Enfermé dans son corps de chair, l’être se croit unique, seul parmi la multitude. Aussi est-il tenté par l’illusion de ses sens et par ce qu’il pense être la réalité. Nous commettons des erreurs de jugement dans nos paroles et dans nos actes, souvent par l’ignorance qu’il y a en nous autre chose que des atomes et des électrons, et que la seule chose qui diffère de nos semblables réside dans l’apparence extérieure. Derrière le masque se cache l’infini d’où nous venons et où nous reviendrons.
Telles les couleurs de l’arc-en-ciel se noyant dans l’éclat du soleil, les êtres qui partent vers le pays de l’éternelle aurore se fondent dans le tout de l’unique Lumière. Et, tout comme ces mêmes couleurs de l’arc-en-ciel semblent surgir lorsque les rayons du soleil percent le rideau de pluie, de même, par l’union des contraires, le Un devient multiple.
La Lumière, cristallisée dans la matière par l’intermédiaire de l’Amour, devient la Vie. La vie manifestée est la réflexion de l’Intelligence universelle, tout comme la lumière de la Lune est la réflexion de la lumière du Soleil. Ainsi, le centre de la cellule bat comme un coeur à l’image de notre propre coeur. De même les planètes possèdent une croûte de matière et un centre d’énergie, à l’inverse de l’étoile qui, elle, possède une enveloppe externe d’énergie et un noyau de matière plus compacte. Sur cette réflexion, nous pouvons pleinement percevoir le principe de dualité dans l’univers visible. Le Un, la Lumière, l’Intelligence, le Soleil, crée le Deux, l’intermédiaire, le principe féminin, la Lune, d’où jaillit le Trois, la Création dans son ensemble. La Lune, en sa période de 28 jours, reflète peu à peu la lumière du Soleil jusqu’au point ultime appelé pleine lune, puis s’estompe peu à peu vers les ténèbres jusqu’à une prochaine circonvolution. Cette lumière n’est qu’apparente, trompeuse, instable, inspirante, sensuelle. Elle représente le principe féminin, maternel, la fécondité, l’inspiration du poète, le rêve, le monde sensible, et surtout le domaine émotif.
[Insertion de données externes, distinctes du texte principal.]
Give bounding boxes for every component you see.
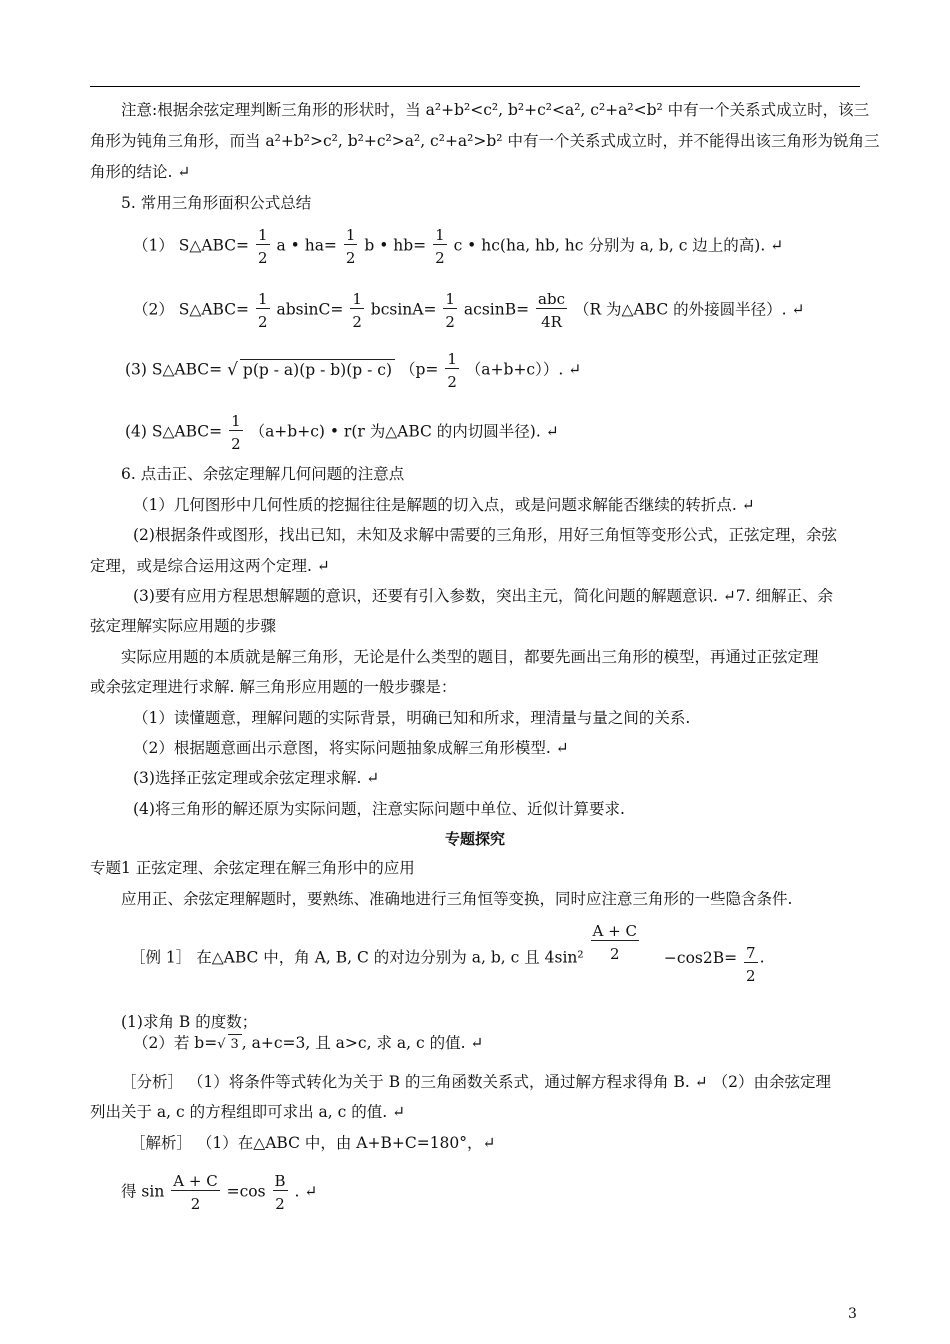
f3-part-b: （p= (399, 360, 439, 379)
question-1: (1)求角 B 的度数； (121, 1013, 258, 1031)
area-formula-4 (125, 412, 559, 453)
header-rule (90, 86, 860, 87)
section-7-step-3: (3)选择正弦定理或余弦定理求解. ↵ (133, 769, 380, 787)
f2-part-e: （R 为△ABC 的外接圆半径）. ↵ (573, 300, 805, 319)
f4-part-a: (4) S△ABC= (125, 422, 223, 441)
section-5-title: 5. 常用三角形面积公式总结 (121, 194, 312, 212)
solution-2-part-b: =cos (226, 1182, 266, 1201)
f3-part-a: (3) S△ABC= (125, 360, 223, 379)
b-over-2-fraction: $\frac{B}{2}$ (274, 1172, 286, 1213)
f2-part-d: acsinB= (463, 300, 530, 319)
example-1-part-a: ［例 1］ 在△ABC 中，角 A, B, C 的对边分别为 a, b, c 且 4sin² (130, 948, 584, 967)
a-plus-c-over-2-fraction: $\frac{A + C}{2}$ (592, 922, 637, 963)
page-number: 3 (848, 1306, 857, 1322)
section-7-step-4: (4)将三角形的解还原为实际问题，注意实际问题中单位、近似计算要求. (133, 800, 625, 818)
note-line-2: 角形为钝角三角形，而当 a²+b²>c², b²+c²>a², c²+a²>b² 中有一个关系式成立时，并不能得出该三角形为锐角三 (90, 132, 880, 150)
f1-part-d: c • hc(ha, hb, hc 分别为 a, b, c 边上的高). ↵ (453, 236, 784, 255)
sqrt-three: 3 (228, 1034, 242, 1055)
question-2-part-a: （2）若 b= (133, 1034, 218, 1052)
f1-part-a: （1） S△ABC= (133, 236, 250, 255)
section-6-point-1: （1）几何图形中几何性质的挖掘往往是解题的切入点，或是问题求解能否继续的转折点. ↵ (133, 496, 755, 514)
sqrt-icon: √ (217, 1037, 226, 1052)
section-7-step-1: （1）读懂题意，理解问题的实际背景，明确已知和所求，理清量与量之间的关系. (133, 709, 691, 727)
example-1: ［例 1］ 在△ABC 中，角 A, B, C 的对边分别为 a, b, c 且 4sin² $\frac{A + C}{2}$ −cos2B= $\frac{7}{2}$ . (130, 922, 765, 985)
abc-over-4r-fraction: $\frac{\text{abc}}{4R}$ (538, 290, 565, 331)
section-7-intro-2: 或余弦定理进行求解. 解三角形应用题的一般步骤是： (90, 678, 457, 696)
analysis-line-1: ［分析］ （1）将条件等式转化为关于 B 的三角函数关系式，通过解方程求得角 B. ↵ （2）由余弦定理 (121, 1073, 831, 1091)
half-fraction: $\frac{1}{2}$ (231, 412, 241, 453)
section-7-step-2: （2）根据题意画出示意图，将实际问题抽象成解三角形模型. ↵ (133, 739, 569, 757)
half-fraction: $\frac{1}{2}$ (447, 350, 457, 391)
section-6-point-2b: 定理，或是综合运用这两个定理. ↵ (90, 557, 330, 575)
section-6-point-3a: (3)要有应用方程思想解题的意识，还要有引入参数，突出主元，简化问题的解题意识. ↵7. 细解正、余 (133, 587, 834, 605)
f2-part-a: （2） S△ABC= (133, 300, 250, 319)
seven-halves-fraction: $\frac{7}{2}$ (746, 944, 756, 985)
f2-part-b: absinC= (276, 300, 344, 319)
note-line-3: 角形的结论. ↵ (90, 163, 191, 181)
half-fraction: $\frac{1}{2}$ (257, 226, 268, 267)
solution-line-2 (121, 1172, 317, 1213)
solution-line-1: ［解析］ （1）在△ABC 中，由 A+B+C=180°，↵ (130, 1134, 496, 1152)
f3-part-c: （a+b+c））. ↵ (465, 360, 582, 379)
f1-part-c: b • hb= (364, 236, 427, 255)
note-line-1: 注意:根据余弦定理判断三角形的形状时，当 a²+b²<c², b²+c²<a², c²+a²<b² 中有一个关系式成立时，该三 (121, 101, 870, 119)
topic-1-description: 应用正、余弦定理解题时，要熟练、准确地进行三角恒等变换，同时应注意三角形的一些隐含条件. (121, 890, 793, 908)
solution-2-part-a: 得 sin (121, 1182, 165, 1201)
solution-2-part-c: . ↵ (294, 1182, 318, 1201)
section-6-title: 6. 点击正、余弦定理解几何问题的注意点 (121, 465, 405, 483)
half-fraction: $\frac{1}{2}$ (345, 226, 356, 267)
topic-heading: 专题探究 (444, 830, 505, 848)
section-6-point-2a: (2)根据条件或图形，找出已知，未知及求解中需要的三角形，用好三角恒等变形公式，正弦定理，余弦 (133, 526, 837, 544)
question-2-part-b: , a+c=3, 且 a>c, 求 a, c 的值. ↵ (241, 1034, 484, 1052)
section-7-intro-1: 实际应用题的本质就是解三角形，无论是什么类型的题目，都要先画出三角形的模型，再通过正弦定理 (121, 648, 819, 666)
area-formula-2 (133, 290, 804, 331)
half-fraction: $\frac{1}{2}$ (257, 290, 268, 331)
question-2 (133, 1033, 483, 1055)
example-1-part-b: −cos2B= (663, 948, 738, 967)
half-fraction: $\frac{1}{2}$ (352, 290, 362, 331)
area-formula-1 (133, 226, 783, 267)
area-formula-3 (125, 350, 581, 391)
half-fraction: $\frac{1}{2}$ (435, 226, 445, 267)
section-6-point-3b: 弦定理解实际应用题的步骤 (90, 617, 277, 635)
half-fraction: $\frac{1}{2}$ (445, 290, 455, 331)
sqrt-icon: √ (227, 359, 238, 380)
analysis-line-2: 列出关于 a, c 的方程组即可求出 a, c 的值. ↵ (90, 1103, 406, 1121)
a-plus-c-over-2-fraction: $\frac{A + C}{2}$ (173, 1172, 218, 1213)
heron-radicand: p(p - a)(p - b)(p - c) (240, 359, 395, 380)
topic-1-title: 专题1 正弦定理、余弦定理在解三角形中的应用 (90, 859, 415, 877)
f4-part-b: （a+b+c) • r(r 为△ABC 的内切圆半径). ↵ (249, 422, 559, 441)
f1-part-b: a • ha= (276, 236, 337, 255)
f2-part-c: bcsinA= (370, 300, 437, 319)
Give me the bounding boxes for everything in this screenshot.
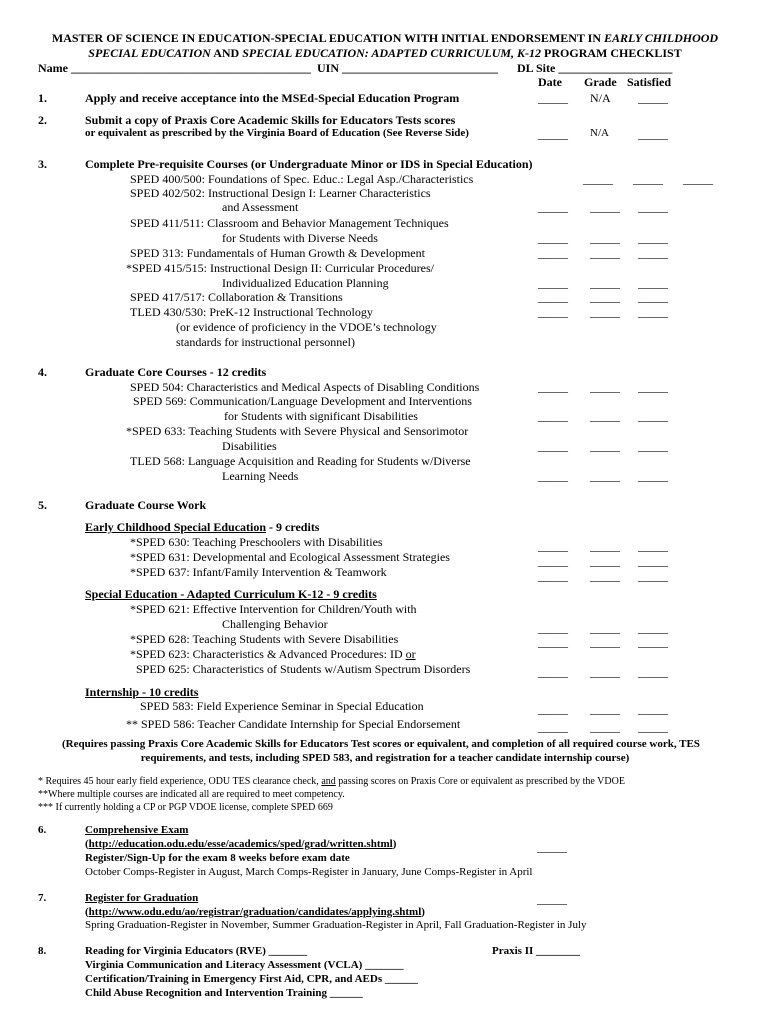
graduation-link[interactable]: http://www.odu.edu/ao/registrar/graduation/candidates/applying.shtml — [88, 906, 422, 918]
child-abuse-line: Child Abuse Recognition and Intervention Training ______ — [85, 987, 363, 999]
int-1-date-blank[interactable]: _____ — [538, 702, 568, 716]
section-2-satisfied-blank[interactable]: _____ — [638, 127, 668, 141]
section-3-number: 3. — [38, 157, 47, 171]
core-course-4-cont: Learning Needs — [222, 469, 299, 483]
section-2-grade: N/A — [590, 127, 609, 139]
section-1-number: 1. — [38, 91, 47, 105]
ec-2-satisfied-blank[interactable]: _____ — [638, 554, 668, 568]
ac-1-date-blank[interactable]: _____ — [538, 621, 568, 635]
internship-subheading: Internship - 10 credits — [85, 685, 199, 699]
prereq-course-2: SPED 402/502: Instructional Design I: Learner Characteristics — [130, 186, 431, 200]
ec-1-grade-blank[interactable]: _____ — [590, 539, 620, 553]
prereq-6-date-blank[interactable]: _____ — [538, 290, 568, 304]
core-3-satisfied-blank[interactable]: _____ — [638, 439, 668, 453]
section-5-heading: Graduate Course Work — [85, 498, 207, 512]
title-line-2: SPECIAL EDUCATION AND SPECIAL EDUCATION: ADAPTED CURRICULUM, K-12 PROGRAM CHECKLIST — [88, 46, 682, 60]
core-course-3-cont: Disabilities — [222, 439, 277, 453]
ac-1-grade-blank[interactable]: _____ — [590, 621, 620, 635]
prereq-2-grade-blank[interactable]: _____ — [590, 200, 620, 214]
ec-2-grade-blank[interactable]: _____ — [590, 554, 620, 568]
ac-course-2: *SPED 628: Teaching Students with Severe Disabilities — [130, 632, 399, 646]
section-4-heading: Graduate Core Courses - 12 credits — [85, 365, 267, 379]
core-2-date-blank[interactable]: _____ — [538, 409, 568, 423]
prereq-4-grade-blank[interactable]: _____ — [590, 246, 620, 260]
section-6-number: 6. — [38, 824, 47, 836]
section-2-line-1: Submit a copy of Praxis Core Academic Skills for Educators Tests scores — [85, 113, 456, 127]
uin-field[interactable]: UIN __________________________ — [317, 61, 499, 75]
core-4-satisfied-blank[interactable]: _____ — [638, 469, 668, 483]
core-1-grade-blank[interactable]: _____ — [590, 380, 620, 394]
prereq-5-satisfied-blank[interactable]: _____ — [638, 276, 668, 290]
footnote-1: * Requires 45 hour early field experience, ODU TES clearance check, and passing scores on Praxis Core or equivalent as prescribed by the VDOE — [38, 776, 625, 787]
prereq-course-2-cont: and Assessment — [222, 200, 299, 214]
core-2-satisfied-blank[interactable]: _____ — [638, 409, 668, 423]
prereq-4-satisfied-blank[interactable]: _____ — [638, 246, 668, 260]
comps-link-line: (http://education.odu.edu/esse/academics/sped/grad/written.shtml) — [85, 838, 397, 850]
section-1-date-blank[interactable]: _____ — [538, 91, 568, 105]
internship-course-2: ** SPED 586: Teacher Candidate Internship for Special Endorsement — [126, 717, 461, 731]
prereq-course-7-note-2: standards for instructional personnel) — [176, 335, 355, 349]
name-field[interactable]: Name ________________________________________ — [38, 61, 311, 75]
prereq-course-4: SPED 313: Fundamentals of Human Growth & Development — [130, 246, 425, 260]
section-6-blank[interactable]: _____ — [537, 840, 567, 854]
int-2-grade-blank[interactable]: _____ — [590, 720, 620, 734]
core-3-grade-blank[interactable]: _____ — [590, 439, 620, 453]
prereq-1-date-blank[interactable]: _____ — [583, 172, 613, 186]
section-5-number: 5. — [38, 498, 47, 512]
ac-course-1-cont: Challenging Behavior — [222, 617, 328, 631]
ec-2-date-blank[interactable]: _____ — [538, 554, 568, 568]
section-2-number: 2. — [38, 113, 47, 127]
core-course-3: *SPED 633: Teaching Students with Severe Physical and Sensorimotor — [126, 424, 469, 438]
ac-3-satisfied-blank[interactable]: _____ — [638, 665, 668, 679]
int-1-satisfied-blank[interactable]: _____ — [638, 702, 668, 716]
int-2-satisfied-blank[interactable]: _____ — [638, 720, 668, 734]
internship-course-1: SPED 583: Field Experience Seminar in Special Education — [140, 699, 424, 713]
prereq-course-5-cont: Individualized Education Planning — [222, 276, 389, 290]
comps-schedule-note: October Comps-Register in August, March Comps-Register in January, June Comps-Register in April — [85, 866, 533, 878]
ac-3-date-blank[interactable]: _____ — [538, 665, 568, 679]
prereq-6-satisfied-blank[interactable]: _____ — [638, 290, 668, 304]
section-6-heading: Comprehensive Exam — [85, 824, 189, 836]
prereq-course-3-cont: for Students with Diverse Needs — [222, 231, 378, 245]
section-3-heading: Complete Pre-requisite Courses (or Undergraduate Minor or IDS in Special Education) — [85, 157, 533, 171]
footnote-2: **Where multiple courses are indicated all are required to meet competency. — [38, 789, 345, 800]
ec-course-1: *SPED 630: Teaching Preschoolers with Disabilities — [130, 535, 383, 549]
prereq-5-grade-blank[interactable]: _____ — [590, 276, 620, 290]
section-7-blank[interactable]: _____ — [537, 892, 567, 906]
prereq-course-6: SPED 417/517: Collaboration & Transitions — [130, 290, 343, 304]
vcla-line: Virginia Communication and Literacy Assessment (VCLA) _______ — [85, 959, 404, 971]
int-1-grade-blank[interactable]: _____ — [590, 702, 620, 716]
core-1-satisfied-blank[interactable]: _____ — [638, 380, 668, 394]
ec-3-grade-blank[interactable]: _____ — [590, 569, 620, 583]
prereq-1-satisfied-blank[interactable]: _____ — [683, 172, 713, 186]
ac-3-grade-blank[interactable]: _____ — [590, 665, 620, 679]
prereq-6-grade-blank[interactable]: _____ — [590, 290, 620, 304]
prereq-course-5: *SPED 415/515: Instructional Design II: Curricular Procedures/ — [126, 261, 434, 275]
section-8-number: 8. — [38, 945, 47, 957]
core-course-2-cont: for Students with significant Disabilities — [224, 409, 418, 423]
ec-subheading: Early Childhood Special Education - 9 credits — [85, 520, 320, 534]
core-4-grade-blank[interactable]: _____ — [590, 469, 620, 483]
section-7-number: 7. — [38, 892, 47, 904]
prereq-3-date-blank[interactable]: _____ — [538, 231, 568, 245]
ac-2-grade-blank[interactable]: _____ — [590, 635, 620, 649]
section-1-text: Apply and receive acceptance into the MSEd-Special Education Program — [85, 91, 460, 105]
core-4-date-blank[interactable]: _____ — [538, 469, 568, 483]
section-4-number: 4. — [38, 365, 47, 379]
section-2-date-blank[interactable]: _____ — [538, 127, 568, 141]
core-course-1: SPED 504: Characteristics and Medical Aspects of Disabling Conditions — [130, 380, 480, 394]
graduation-link-line: (http://www.odu.edu/ao/registrar/graduation/candidates/applying.shtml) — [85, 906, 425, 918]
core-1-date-blank[interactable]: _____ — [538, 380, 568, 394]
ec-1-date-blank[interactable]: _____ — [538, 539, 568, 553]
dl-site-field[interactable]: DL Site ___________________ — [517, 61, 673, 75]
prereq-4-date-blank[interactable]: _____ — [538, 246, 568, 260]
ac-course-1: *SPED 621: Effective Intervention for Children/Youth with — [130, 602, 417, 616]
ac-course-3: *SPED 623: Characteristics & Advanced Procedures: ID or — [130, 647, 416, 661]
first-aid-line: Certification/Training in Emergency First Aid, CPR, and AEDs ______ — [85, 973, 418, 985]
ec-course-2: *SPED 631: Developmental and Ecological Assessment Strategies — [130, 550, 450, 564]
ac-2-satisfied-blank[interactable]: _____ — [638, 635, 668, 649]
ec-1-satisfied-blank[interactable]: _____ — [638, 539, 668, 553]
title-line-1: MASTER OF SCIENCE IN EDUCATION-SPECIAL EDUCATION WITH INITIAL ENDORSEMENT IN EARLY CHILDHOOD — [51, 31, 719, 45]
ec-3-date-blank[interactable]: _____ — [538, 569, 568, 583]
rve-line: Reading for Virginia Educators (RVE) _______ — [85, 945, 308, 957]
section-1-grade: N/A — [590, 91, 611, 105]
prereq-2-date-blank[interactable]: _____ — [538, 200, 568, 214]
requirements-note-line-1: (Requires passing Praxis Core Academic Skills for Educators Test scores or equivalent, and completion of all required course work, TES — [62, 738, 700, 750]
ec-3-satisfied-blank[interactable]: _____ — [638, 569, 668, 583]
prereq-course-7-note-1: (or evidence of proficiency in the VDOE’s technology — [176, 320, 437, 334]
prereq-course-1: SPED 400/500: Foundations of Spec. Educ.: Legal Asp./Characteristics — [130, 172, 474, 186]
prereq-7-satisfied-blank[interactable]: _____ — [638, 305, 668, 319]
footnote-3: *** If currently holding a CP or PGP VDOE license, complete SPED 669 — [38, 802, 333, 813]
ac-1-satisfied-blank[interactable]: _____ — [638, 621, 668, 635]
comps-link[interactable]: http://education.odu.edu/esse/academics/sped/grad/written.shtml — [88, 838, 393, 850]
col-header-grade: Grade — [584, 75, 617, 89]
prereq-3-grade-blank[interactable]: _____ — [590, 231, 620, 245]
core-3-date-blank[interactable]: _____ — [538, 439, 568, 453]
prereq-1-grade-blank[interactable]: _____ — [633, 172, 663, 186]
core-2-grade-blank[interactable]: _____ — [590, 409, 620, 423]
core-course-2: SPED 569: Communication/Language Development and Interventions — [133, 394, 472, 408]
int-2-date-blank[interactable]: _____ — [538, 720, 568, 734]
praxis-ii-line: Praxis II ________ — [492, 945, 580, 957]
core-course-4: TLED 568: Language Acquisition and Reading for Students w/Diverse — [130, 454, 471, 468]
ec-course-3: *SPED 637: Infant/Family Intervention & Teamwork — [130, 565, 387, 579]
prereq-7-date-blank[interactable]: _____ — [538, 305, 568, 319]
ac-2-date-blank[interactable]: _____ — [538, 635, 568, 649]
prereq-7-grade-blank[interactable]: _____ — [590, 305, 620, 319]
section-1-satisfied-blank[interactable]: _____ — [638, 91, 668, 105]
ac-subheading: Special Education - Adapted Curriculum K-12 - 9 credits — [85, 587, 377, 601]
prereq-2-satisfied-blank[interactable]: _____ — [638, 200, 668, 214]
prereq-5-date-blank[interactable]: _____ — [538, 276, 568, 290]
prereq-course-7: TLED 430/530: PreK-12 Instructional Technology — [130, 305, 373, 319]
section-7-heading: Register for Graduation — [85, 892, 199, 904]
requirements-note-line-2: requirements, and tests, including SPED 583, and registration for a teacher candidate internship course) — [140, 752, 630, 764]
prereq-3-satisfied-blank[interactable]: _____ — [638, 231, 668, 245]
comps-register: Register/Sign-Up for the exam 8 weeks before exam date — [85, 852, 350, 864]
col-header-date: Date — [538, 75, 562, 89]
prereq-course-3: SPED 411/511: Classroom and Behavior Management Techniques — [130, 216, 449, 230]
col-header-satisfied: Satisfied — [627, 75, 672, 89]
section-2-line-2: or equivalent as prescribed by the Virginia Board of Education (See Reverse Side) — [85, 127, 469, 139]
graduation-schedule-note: Spring Graduation-Register in November, Summer Graduation-Register in April, Fall Graduation-Register in July — [85, 919, 587, 931]
ac-course-4: SPED 625: Characteristics of Students w/Autism Spectrum Disorders — [136, 662, 471, 676]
L’Être, en ses balbutiements, va apprendre à maîtriser ses émotions, sa nature sensuelle, son inconstance, afin de se diriger tout doucement vers sa propre lumière, vers l’éveil de la volonté, ce que l’on pourrait nommer l’état solaire. L’attachement à l’apparence conduit vers l’obscur, tout comme la vénération de l’image conduit au dogme, à la peur, à l’intégrisme, au culte de la personnalité qui, du reste, est une entrave sur le chemin. Il est certainement plus intéressant d’imiter la vie d’un saint homme, plutôt que de chérir les restes de sa tunique ou son tibia. L’image, ou symbole, doit servir de repère, de borne de direction, et non de totem. Un proverbe chinois énonce « Lorsque le sage montre l’étoile, l’ignorant regarde le doigt ». Ici réside la différence entre le monde de l’illusion, figé, fini, mortel, et le monde de l’infini, ce grand océan de l’éternité dans lequel, en fait, nous baignons. L’initiation est le passage progressif de la Lune au Soleil, des ténèbres à la connaissance, du fini à l’infini.
Le vice enchaîne l’âme à la matière, tout comme le développement de certaines tares tels l’égotisme, l’égoïsme, l’orgueil, l’avarice, la jalousie, la haine, qui entraînent l’être dans le trou noir de son étoile intérieure. Le Moi, étant exempt de tout rayonnement extérieur à cause d’un amour excessif de lui-même, agit en sens inverse de l’évolution et recroqueville la personnalité de l’être, jusqu’en son effondrement total dans une permanente illusion. Ainsi, peu à peu, les centres d’énergie se ferment, diminuant de fait l’expression de l’Intelligence universelle, dont le but profond semble davantage lier l’individuel au collectif, que le collectif à l’individuel.
Le manque de recherche spirituelle, dans notre monde moderne, enfonce l’Humanité dans les profondeurs de la bêtise et de l’abrutissement médiatique. Combien pensent, au lieu de juger les autres, à mieux se méfier de l’ennemi dont le miroir leur renvoie l’image, à savoir la leur ? Aussi il est préférable de développer la simplicité de coeur et de pensée plutôt que de se perdre en ces conjonctures intellectuelles qui, en fait, ne font qu’amplifier les illusoires valeurs de l’ego, ne semant çà et là que des graines stériles dont se nourrissent certains en mal de pouvoir et de gloire. Mais est-il utopique de croire encore en un renouveau spirituel, alors que Maïa, la déesse de l’illusion, couverte de la tête aux pieds d’or et de pierreries, entraîne l’homme vers ces abîmes insondables où les seuls dieux sont la “pub”, l’argent et l’apparence ? Sans oublier, bien entendu, le portable et Internet !
Photo Christian Roucheux
Lorsque à l’horizon l’astre roi se lève, badigeonnant la nature de ses rayons dorés, la muraille du château s’éclaire et l’esprit semble s’envoler. Une douce mélodie résonne à mes oreilles, tel un message issu de l’infini. Un jour, une seconde, un instant d’éternité, tout là-bas dans la lumière, un ange sourit en me montrant l’arcane.